Summary
The new release of the open-source Java search engine contains over thirty new features and numerous enhancements. Here's a quick look at some of them.
Advertisement
The 1.9 release is mostly source compatible with previous Lucene releases, and provides many new features and enhancements:
Support for binary stored fields and stored compressed fields
A new DateTools allows formatting of dates in a readable format adequate for indexing. Unlike Lucene's existing DateField, DateTools can handle dates before 1970, and forces the specifying of a desired date resolution, making RangeQuerys more efficient.
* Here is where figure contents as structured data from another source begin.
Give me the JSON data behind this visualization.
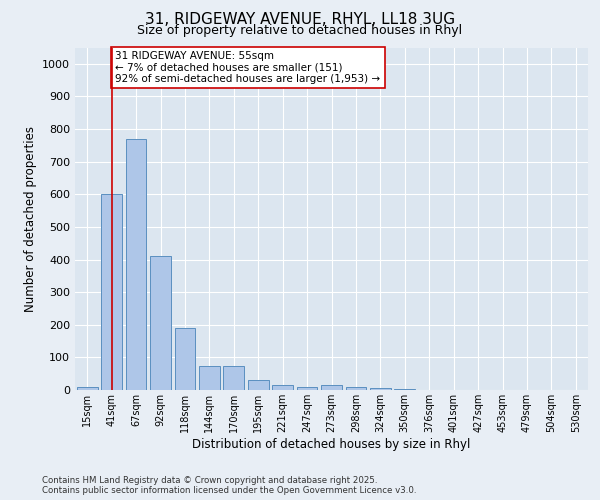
{
  "title_line1": "31, RIDGEWAY AVENUE, RHYL, LL18 3UG",
  "title_line2": "Size of property relative to detached houses in Rhyl",
  "xlabel": "Distribution of detached houses by size in Rhyl",
  "ylabel": "Number of detached properties",
  "categories": [
    "15sqm",
    "41sqm",
    "67sqm",
    "92sqm",
    "118sqm",
    "144sqm",
    "170sqm",
    "195sqm",
    "221sqm",
    "247sqm",
    "273sqm",
    "298sqm",
    "324sqm",
    "350sqm",
    "376sqm",
    "401sqm",
    "427sqm",
    "453sqm",
    "479sqm",
    "504sqm",
    "530sqm"
  ],
  "values": [
    10,
    600,
    770,
    410,
    190,
    75,
    75,
    30,
    15,
    10,
    15,
    10,
    5,
    2,
    1,
    1,
    0,
    0,
    0,
    0,
    0
  ],
  "bar_color": "#aec6e8",
  "bar_edge_color": "#5a8fc0",
  "vline_x": 1,
  "vline_color": "#cc0000",
  "annotation_text": "31 RIDGEWAY AVENUE: 55sqm\n← 7% of detached houses are smaller (151)\n92% of semi-detached houses are larger (1,953) →",
  "annotation_box_color": "#ffffff",
  "annotation_box_edge": "#cc0000",
  "ylim": [
    0,
    1050
  ],
  "yticks": [
    0,
    100,
    200,
    300,
    400,
    500,
    600,
    700,
    800,
    900,
    1000
  ],
  "footer_line1": "Contains HM Land Registry data © Crown copyright and database right 2025.",
  "footer_line2": "Contains public sector information licensed under the Open Government Licence v3.0.",
  "background_color": "#e8eef5",
  "plot_bg_color": "#dce6f0"
}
In addition, a new RangeFilter is a more generically useful filter than DateFilter filter on date ranges.
Lucene's QueryParser now works with Analyzers that can return more than one token per position:
A query such as "+fast +car" would be parsed as "+fast +(car automobile)" if the Analyzer returns "car" and "automobile" at the same position whenever it finds "car."
The new NumberTools utility helps index numeric fields.
Two new regular expression queries, RegexQuery and SpanRegexQuery, were added.
The new DisjunctionMaxQuery provides the maximum score across it's clauses, which is useful for searching across multiple field.
The newly added public static IndexReader.main(String[] args) method in IndexReader can now be used at the command line to list and optionally extract the individual files from an existing compound index file.
The new ParallelReader is an IndexReader that combines separate indexes over different fields into a single virtual index.
Lucene has been around for while, and is now emerging as a major component of many open-source projects incorporating search. Do you use Lucene in your projects? Do you think general-purpose search engine tools built on Lucene, such as Nutch, can one day challenge current, closed-source search engines?
> Interesting, > > Frank what do you think of PyLucene? Maybe it is a moot > issue. I'm wondering "which one" I should start with.
I'm not familiar with PyLucene. But we're looking into Java Lucene at Artima.com, and will be looking more intensely in the coming months, as most of the Artima.com search capabilities will be facilitated by Lucene. Stay tuned, as we'll most certainly blog about our experience.
I'd be curious, though, to hear of others' experience in using Lucene as an underlying search tool for a large-scale Web site. How does Lucene scale in practice, for instance?